Diyerek kolumdaki serum tüpünü, arabadan çıkarıp elime almış, odadan çıkmıştım. Asansöre binip salona geldiğimde Lavinya ortalıkta görünmüyordu. Gökyüzü giderek daha kapalı hale geliyordu ve ince ince yağmur damlaları düşmeye başlamıştı. Bahçeye çıkmak için ayağımda terlik yoktu. İyileşiyordum hızlı bir şekilde, kendimi iyi hissediyorum. Bunun tadını çıkarmak varken, yataktan kalkmamamın beklenmesi çok saçma. Bahçeye çıktığım anda Poyraz şemsiye ile ıslanmamı engellemişti.

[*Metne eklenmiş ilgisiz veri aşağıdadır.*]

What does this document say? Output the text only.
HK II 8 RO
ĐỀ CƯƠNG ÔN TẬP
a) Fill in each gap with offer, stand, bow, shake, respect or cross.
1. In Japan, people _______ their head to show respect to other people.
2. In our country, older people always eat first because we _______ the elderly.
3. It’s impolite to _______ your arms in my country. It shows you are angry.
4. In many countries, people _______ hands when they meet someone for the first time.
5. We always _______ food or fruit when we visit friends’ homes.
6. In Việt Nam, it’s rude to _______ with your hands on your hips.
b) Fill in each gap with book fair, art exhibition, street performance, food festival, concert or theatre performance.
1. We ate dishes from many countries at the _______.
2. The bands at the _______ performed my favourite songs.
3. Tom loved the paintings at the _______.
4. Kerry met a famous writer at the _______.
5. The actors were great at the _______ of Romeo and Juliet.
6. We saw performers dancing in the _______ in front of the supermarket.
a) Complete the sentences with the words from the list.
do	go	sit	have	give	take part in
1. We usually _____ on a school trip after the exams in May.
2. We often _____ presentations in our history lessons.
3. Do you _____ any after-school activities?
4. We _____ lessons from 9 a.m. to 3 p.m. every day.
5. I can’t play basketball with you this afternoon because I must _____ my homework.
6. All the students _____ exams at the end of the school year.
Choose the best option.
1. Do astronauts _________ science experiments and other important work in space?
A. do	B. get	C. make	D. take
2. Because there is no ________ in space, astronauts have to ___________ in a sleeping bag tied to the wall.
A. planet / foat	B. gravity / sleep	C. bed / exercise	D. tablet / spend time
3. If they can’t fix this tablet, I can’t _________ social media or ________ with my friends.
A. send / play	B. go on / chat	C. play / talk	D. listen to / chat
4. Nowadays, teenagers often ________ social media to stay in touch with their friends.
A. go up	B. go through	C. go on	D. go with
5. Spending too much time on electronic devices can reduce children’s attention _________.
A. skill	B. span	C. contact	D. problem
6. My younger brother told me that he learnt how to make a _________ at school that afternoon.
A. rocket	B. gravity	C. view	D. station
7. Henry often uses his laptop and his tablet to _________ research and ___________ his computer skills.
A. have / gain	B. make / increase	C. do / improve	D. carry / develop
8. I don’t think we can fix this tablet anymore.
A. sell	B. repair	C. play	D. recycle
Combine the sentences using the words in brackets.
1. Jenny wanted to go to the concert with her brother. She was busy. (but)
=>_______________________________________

"Neden sürekli benimle ilgileniyorsun?"

Cevap vermedi, kafamı kaldırıp gözlerine baktığımda, benden gözlerini kaçırdı.

"Ben yağmurlu havalarda dışarı çıkmayı, toprak kokusunu içime çekmeyi çok severim. Ne zaman yağmur yağsa kendimi dışarı atar, yağmurun tadını çıkarırım. "

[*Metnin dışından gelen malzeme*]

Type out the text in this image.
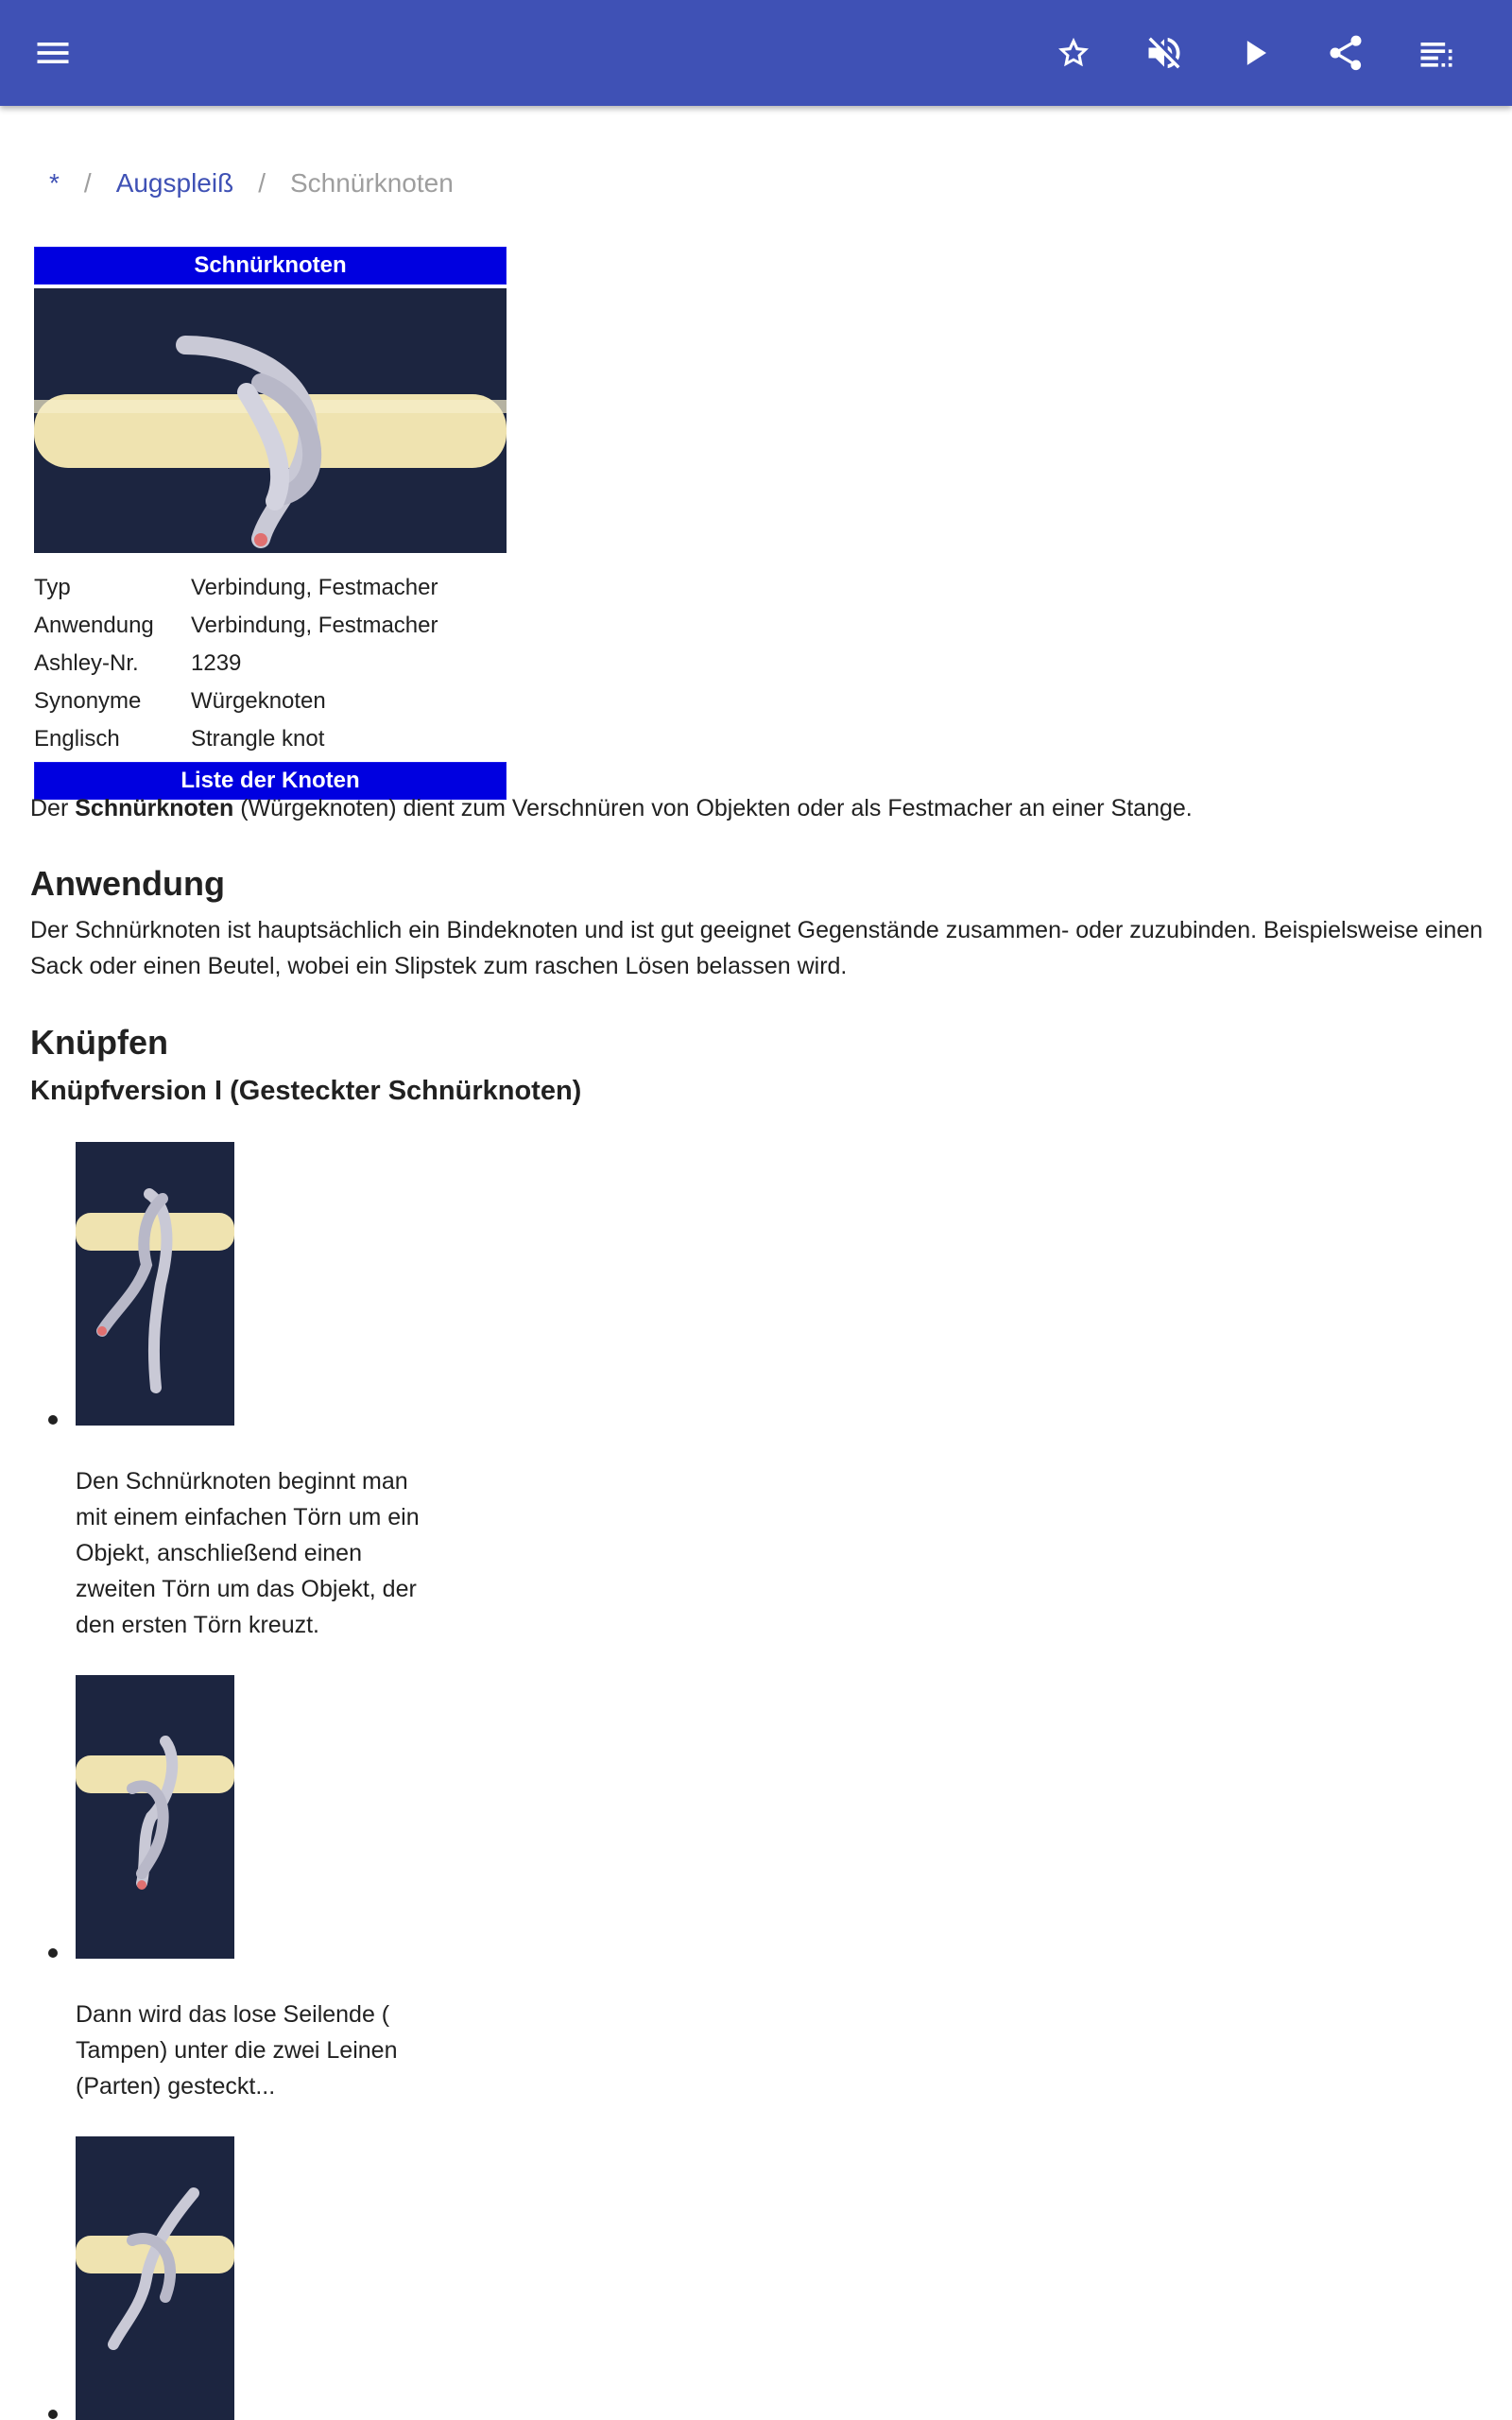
* / Augspleiß / Schnürknoten
Schnürknoten
Typ	Verbindung, Festmacher
Anwendung	Verbindung, Festmacher
Ashley-Nr.	1239
Synonyme	Würgeknoten
Englisch	Strangle knot
Liste der Knoten
Der Schnürknoten (Würgeknoten) dient zum Verschnüren von Objekten oder als Festmacher an einer Stange.
Anwendung
Der Schnürknoten ist hauptsächlich ein Bindeknoten und ist gut geeignet Gegenstände zusammen- oder zuzubinden. Beispielsweise einen Sack oder einen Beutel, wobei ein Slipstek zum raschen Lösen belassen wird.
Knüpfen
Knüpfversion I (Gesteckter Schnürknoten)
Den Schnürknoten beginnt man mit einem einfachen Törn um ein Objekt, anschließend einen zweiten Törn um das Objekt, der den ersten Törn kreuzt.
Dann wird das lose Seilende ( Tampen) unter die zwei Leinen (Parten) gesteckt...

Gökyüzü artık daha da bulutlu olmuştu ve yağmur damlaları hızla artıyordu.

"Eskiden yağmur yağarken annem, ablam ve ben hep bahçeye çıkardık, toprağın kokusunu içimize çeker, eğlenirdik."

"Islak ıslak, hiç sevmem."

Şemsiyeyi tamamen bana tutuyor, kendisi yağmurun altında ıslanıyordu. Yüzünden dökülen her yağmur damlası ilginç bir şekilde kalbimin hızlı atmasını sağlamıştı. Islanan saçları alnına döküldükçe onu seyretmekten alıkoyamıyordum kendimi. Lavinya'nın seslenmesiyle arkamı döndüm. Gök gürültüsü gitgide yükseklerde yankılanıyordu.

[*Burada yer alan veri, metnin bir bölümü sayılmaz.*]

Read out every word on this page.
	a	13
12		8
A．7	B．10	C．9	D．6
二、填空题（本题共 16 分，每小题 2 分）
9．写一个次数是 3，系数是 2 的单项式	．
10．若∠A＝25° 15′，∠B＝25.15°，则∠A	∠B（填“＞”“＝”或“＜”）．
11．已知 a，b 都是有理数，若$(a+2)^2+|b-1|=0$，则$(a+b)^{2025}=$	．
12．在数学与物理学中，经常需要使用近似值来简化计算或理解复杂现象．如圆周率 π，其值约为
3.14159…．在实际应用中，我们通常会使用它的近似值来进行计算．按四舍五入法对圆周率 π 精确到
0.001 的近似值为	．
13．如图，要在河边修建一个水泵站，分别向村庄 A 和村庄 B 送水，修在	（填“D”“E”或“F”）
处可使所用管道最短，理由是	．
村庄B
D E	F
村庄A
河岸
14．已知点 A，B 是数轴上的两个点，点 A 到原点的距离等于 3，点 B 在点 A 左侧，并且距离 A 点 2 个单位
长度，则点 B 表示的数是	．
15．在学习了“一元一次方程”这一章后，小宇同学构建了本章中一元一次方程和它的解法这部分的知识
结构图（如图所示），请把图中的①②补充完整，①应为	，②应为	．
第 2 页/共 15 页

"Sera içeri gel, hasta olacaksın hadi."

Poyraz'ın sesi endişe doluydu. "Sera, bu kadar yeter. Lavinya doğruyu söylüyor. İçeriye geçmelisin. Odandaki pencereden yağmuru izlersin, olmaz mı?"

Yağmurun serin dokunuşunu hissettim ve duraksadım. "Biraz daha beklemek istiyorum."

Poyraz, bir adım yaklaştı ve sesi daha yumuşak bir şekilde konuştu. "Bak, fazla ilaç kullanıyorsun ve bundan bir gün önce dikişlerin neredeyse açılmak üzereydi. Vücudun hassas, her an hasta olabilirsin."

"Ben de bir Yelen değil miyim? Neden sizin gibi yaralarım iyileşmiyor."

Gözlerime derinlemesine baktı. "Yağmurun altında bunu mu sormak istiyorsun?"

"Hadi ama yaralarımın beni bu kadar etkilemesini istemiyorum. Üstelik ben bağletler gibi de iyileşemiyorum. Neden?"

"Tamam, içeri geçelim, bunu sana anlatacağım."

Her adımımda o da yürüyor, ıslanmamam için gösterdiği çaba hoşuma gidiyordu. Belki çocukça bir davranış veya yağmurun verdiği huzurdan mı bilmiyorum. Bu davranışımın bir açıklaması yok sadece tadını çıkarmak istiyorum.  Son bir kez yağmura bakmak istedim arkamı hızla döndüm biraz başım dönmüş ve etrafım karmıştı. O an Poyraz'ın tişörtünden tutunmuş ve dengemi sağlamıştım. Gözümün kararması geçtiğinde ıslak saçları damla damla yüzüme dökülüyor, Poyraz'ın boynundaki koku ilginç bir şekilde hoşuma gitmişti.